Freight train derailed and burned in southern Chile amid indigenous conflict

epaselect epa09526363 A Mapuche woman hits a kultrun during a protest in the central Plaza Italia, popularly renamed 'Plaza Dignidad', during a new day of protests against the Government of Sebastian Pinera, in Santiago, Chile, 15 October 2021. At least a thousand people demonstrated this Friday in the center of Santiago with just three days left until 18 October, which will mark two years of the social protests that shook the country and ended up opening a constituent process. The march was called through social networks and was concentrated in the Plaza Italia in the capital, the epicenter of that wave of protests that at its peak, on 25 October 2019, drew more than a million people. EPA-EFE/Alberto Valdes

SANTIAGO, Nov 2 (Reuters) - A freight train in southern Chile was derailed and some of its cargo units burned by unknown assailants on Tuesday, officials said, amid tensions between the state and the local Mapuche indigenous group demanding the return of ancestral lands.

The attack on the train, which had been carrying cellulose used to make paper, happened in the South Macrozone area of Victoria, which has been under a state of emergency due to the conflict.

“We have burned machinery and locomotive cars that transported cellulose from Valdivia to the Concepcion area,” Victor Manoli, presidential delegate to the area, told reporters.

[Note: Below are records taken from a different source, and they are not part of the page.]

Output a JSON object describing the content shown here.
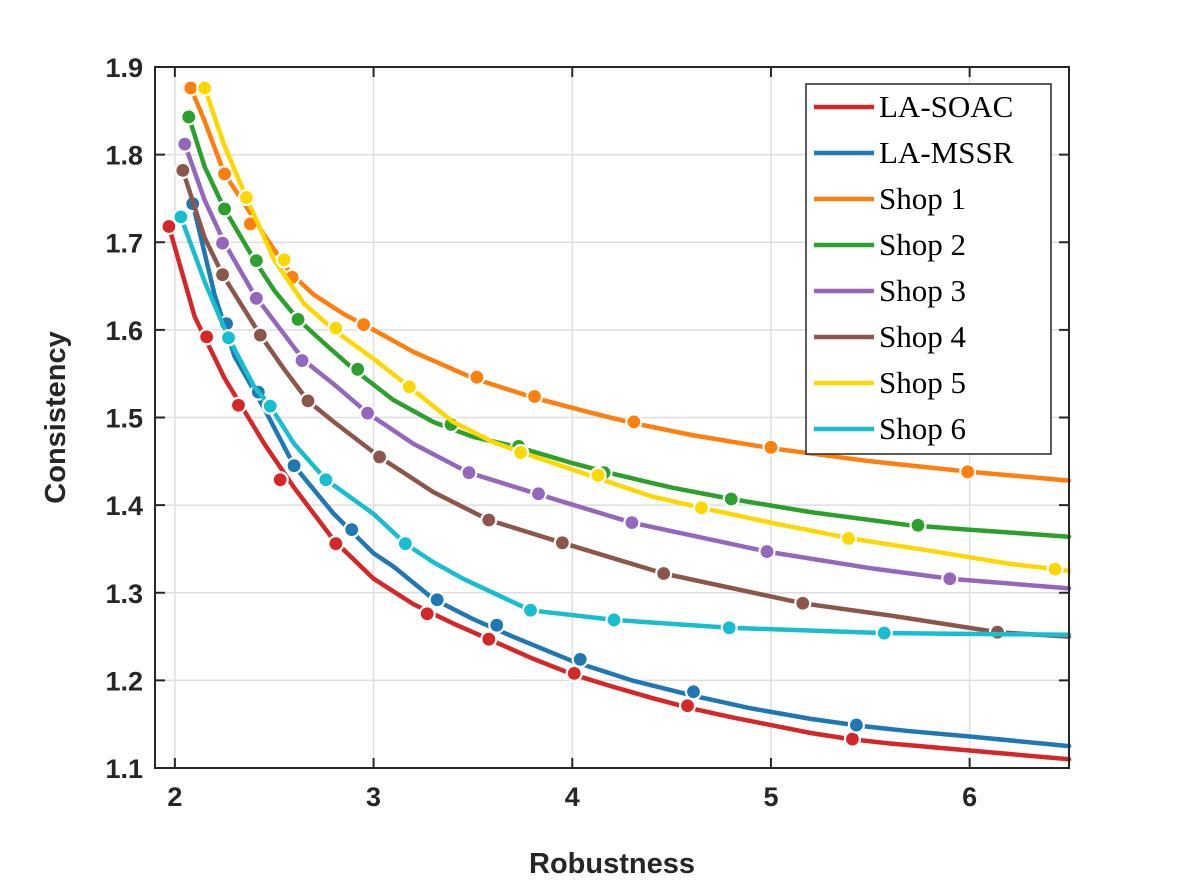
{
  "chart_data": {
    "type": "line",
    "title": "",
    "xlabel": "Robustness",
    "ylabel": "Consistency",
    "xlim": [
      1.9,
      6.5
    ],
    "ylim": [
      1.1,
      1.9
    ],
    "xticks": [
      2,
      3,
      4,
      5,
      6
    ],
    "yticks": [
      1.1,
      1.2,
      1.3,
      1.4,
      1.5,
      1.6,
      1.7,
      1.8,
      1.9
    ],
    "xtick_labels": [
      "2",
      "3",
      "4",
      "5",
      "6"
    ],
    "ytick_labels": [
      "1.1",
      "1.2",
      "1.3",
      "1.4",
      "1.5",
      "1.6",
      "1.7",
      "1.8",
      "1.9"
    ],
    "grid": true,
    "legend_position": "top-right",
    "series": [
      {
        "name": "LA-SOAC",
        "color": "#d62728",
        "x": [
          1.97,
          2.1,
          2.25,
          2.45,
          2.6,
          2.8,
          3.0,
          3.2,
          3.4,
          3.6,
          3.8,
          4.0,
          4.2,
          4.4,
          4.6,
          4.8,
          5.0,
          5.2,
          5.4,
          5.6,
          5.8,
          6.0,
          6.2,
          6.5
        ],
        "y": [
          1.718,
          1.615,
          1.545,
          1.47,
          1.42,
          1.36,
          1.316,
          1.287,
          1.265,
          1.245,
          1.225,
          1.207,
          1.193,
          1.18,
          1.168,
          1.158,
          1.149,
          1.14,
          1.133,
          1.128,
          1.124,
          1.12,
          1.116,
          1.11
        ],
        "markers": [
          [
            1.97,
            1.718
          ],
          [
            2.16,
            1.592
          ],
          [
            2.32,
            1.514
          ],
          [
            2.53,
            1.429
          ],
          [
            2.81,
            1.356
          ],
          [
            3.27,
            1.276
          ],
          [
            3.58,
            1.247
          ],
          [
            4.01,
            1.208
          ],
          [
            4.58,
            1.171
          ],
          [
            5.41,
            1.133
          ]
        ]
      },
      {
        "name": "LA-MSSR",
        "color": "#1f77b4",
        "x": [
          2.09,
          2.2,
          2.3,
          2.45,
          2.6,
          2.8,
          3.0,
          3.1,
          3.3,
          3.5,
          3.7,
          4.0,
          4.3,
          4.6,
          4.9,
          5.2,
          5.45,
          5.7,
          6.0,
          6.5
        ],
        "y": [
          1.744,
          1.64,
          1.57,
          1.51,
          1.445,
          1.39,
          1.345,
          1.33,
          1.293,
          1.27,
          1.25,
          1.222,
          1.2,
          1.183,
          1.168,
          1.156,
          1.148,
          1.142,
          1.136,
          1.125
        ],
        "markers": [
          [
            2.09,
            1.744
          ],
          [
            2.26,
            1.607
          ],
          [
            2.42,
            1.529
          ],
          [
            2.6,
            1.445
          ],
          [
            2.89,
            1.372
          ],
          [
            3.32,
            1.292
          ],
          [
            3.62,
            1.263
          ],
          [
            4.04,
            1.224
          ],
          [
            4.61,
            1.187
          ],
          [
            5.43,
            1.149
          ]
        ]
      },
      {
        "name": "Shop 1",
        "color": "#ff7f0e",
        "x": [
          2.08,
          2.15,
          2.25,
          2.35,
          2.45,
          2.58,
          2.7,
          2.85,
          3.0,
          3.2,
          3.5,
          3.8,
          4.1,
          4.3,
          4.6,
          5.0,
          5.5,
          6.0,
          6.5
        ],
        "y": [
          1.876,
          1.838,
          1.778,
          1.744,
          1.708,
          1.665,
          1.64,
          1.618,
          1.6,
          1.575,
          1.545,
          1.523,
          1.505,
          1.494,
          1.48,
          1.465,
          1.45,
          1.438,
          1.428
        ],
        "markers": [
          [
            2.08,
            1.876
          ],
          [
            2.25,
            1.778
          ],
          [
            2.38,
            1.721
          ],
          [
            2.59,
            1.66
          ],
          [
            2.95,
            1.606
          ],
          [
            3.52,
            1.546
          ],
          [
            3.81,
            1.524
          ],
          [
            4.31,
            1.495
          ],
          [
            5.0,
            1.466
          ],
          [
            5.99,
            1.438
          ]
        ]
      },
      {
        "name": "Shop 2",
        "color": "#2ca02c",
        "x": [
          2.07,
          2.15,
          2.25,
          2.4,
          2.5,
          2.62,
          2.75,
          2.9,
          3.1,
          3.3,
          3.5,
          3.73,
          4.0,
          4.2,
          4.5,
          4.8,
          5.2,
          5.7,
          6.0,
          6.5
        ],
        "y": [
          1.843,
          1.786,
          1.738,
          1.68,
          1.645,
          1.612,
          1.585,
          1.555,
          1.52,
          1.495,
          1.478,
          1.466,
          1.448,
          1.436,
          1.42,
          1.407,
          1.392,
          1.377,
          1.372,
          1.364
        ],
        "markers": [
          [
            2.07,
            1.843
          ],
          [
            2.25,
            1.738
          ],
          [
            2.41,
            1.679
          ],
          [
            2.62,
            1.612
          ],
          [
            2.92,
            1.555
          ],
          [
            3.39,
            1.492
          ],
          [
            3.73,
            1.467
          ],
          [
            4.16,
            1.437
          ],
          [
            4.8,
            1.407
          ],
          [
            5.74,
            1.377
          ]
        ]
      },
      {
        "name": "Shop 5",
        "color": "#ffd700",
        "x": [
          2.15,
          2.25,
          2.36,
          2.5,
          2.65,
          2.8,
          3.0,
          3.18,
          3.4,
          3.6,
          3.75,
          4.1,
          4.4,
          4.65,
          5.0,
          5.4,
          5.8,
          6.2,
          6.5
        ],
        "y": [
          1.876,
          1.81,
          1.751,
          1.68,
          1.63,
          1.6,
          1.567,
          1.535,
          1.495,
          1.472,
          1.46,
          1.433,
          1.41,
          1.397,
          1.38,
          1.362,
          1.348,
          1.333,
          1.325
        ],
        "markers": [
          [
            2.15,
            1.876
          ],
          [
            2.36,
            1.751
          ],
          [
            2.55,
            1.68
          ],
          [
            2.81,
            1.602
          ],
          [
            3.18,
            1.535
          ],
          [
            3.74,
            1.46
          ],
          [
            4.13,
            1.434
          ],
          [
            4.65,
            1.397
          ],
          [
            5.39,
            1.362
          ],
          [
            6.43,
            1.327
          ]
        ]
      },
      {
        "name": "Shop 3",
        "color": "#9467bd",
        "x": [
          2.05,
          2.15,
          2.25,
          2.4,
          2.55,
          2.65,
          2.8,
          2.97,
          3.2,
          3.48,
          3.82,
          4.3,
          4.98,
          5.5,
          5.9,
          6.5
        ],
        "y": [
          1.812,
          1.748,
          1.699,
          1.64,
          1.595,
          1.565,
          1.538,
          1.505,
          1.47,
          1.437,
          1.413,
          1.38,
          1.347,
          1.328,
          1.316,
          1.305
        ],
        "markers": [
          [
            2.05,
            1.812
          ],
          [
            2.24,
            1.699
          ],
          [
            2.41,
            1.636
          ],
          [
            2.64,
            1.565
          ],
          [
            2.97,
            1.505
          ],
          [
            3.48,
            1.437
          ],
          [
            3.83,
            1.413
          ],
          [
            4.3,
            1.38
          ],
          [
            4.98,
            1.347
          ],
          [
            5.9,
            1.316
          ]
        ]
      },
      {
        "name": "Shop 4",
        "color": "#8c564b",
        "x": [
          2.04,
          2.15,
          2.24,
          2.43,
          2.55,
          2.67,
          2.8,
          3.03,
          3.3,
          3.58,
          3.95,
          4.46,
          5.16,
          5.6,
          6.14,
          6.5
        ],
        "y": [
          1.782,
          1.705,
          1.663,
          1.594,
          1.555,
          1.519,
          1.495,
          1.455,
          1.415,
          1.383,
          1.357,
          1.322,
          1.288,
          1.274,
          1.255,
          1.25
        ],
        "markers": [
          [
            2.04,
            1.782
          ],
          [
            2.24,
            1.663
          ],
          [
            2.43,
            1.594
          ],
          [
            2.67,
            1.519
          ],
          [
            3.03,
            1.455
          ],
          [
            3.58,
            1.383
          ],
          [
            3.95,
            1.357
          ],
          [
            4.46,
            1.322
          ],
          [
            5.16,
            1.288
          ],
          [
            6.14,
            1.255
          ]
        ]
      },
      {
        "name": "Shop 6",
        "color": "#17becf",
        "x": [
          2.03,
          2.15,
          2.27,
          2.4,
          2.48,
          2.6,
          2.76,
          3.0,
          3.16,
          3.3,
          3.45,
          3.79,
          4.21,
          4.79,
          5.57,
          6.5
        ],
        "y": [
          1.729,
          1.655,
          1.591,
          1.535,
          1.513,
          1.47,
          1.429,
          1.39,
          1.356,
          1.335,
          1.316,
          1.28,
          1.269,
          1.26,
          1.254,
          1.252
        ],
        "markers": [
          [
            2.03,
            1.729
          ],
          [
            2.27,
            1.591
          ],
          [
            2.48,
            1.513
          ],
          [
            2.76,
            1.429
          ],
          [
            3.16,
            1.356
          ],
          [
            3.79,
            1.28
          ],
          [
            4.21,
            1.269
          ],
          [
            4.79,
            1.26
          ],
          [
            5.57,
            1.254
          ]
        ]
      }
    ],
    "legend_order": [
      "LA-SOAC",
      "LA-MSSR",
      "Shop 1",
      "Shop 2",
      "Shop 3",
      "Shop 4",
      "Shop 5",
      "Shop 6"
    ]
  }
}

Images of the derailed and still smoking wagons circulated on social media and local TV.

“We must recognize that what we are experiencing today are acts of terrorism,” Manoli added.

The official said that so far no one had claimed responsibility for the attack, which caused a suspension of train service from the town of Victoria and Temuco to the regional capital of La Araucania.

La Araucania is home to Mapuche communities that are reclaiming lands that have been turned over to companies in the forestry sector. In recent years, sabotage has increased in the region with the burning of houses, trucks and machinery.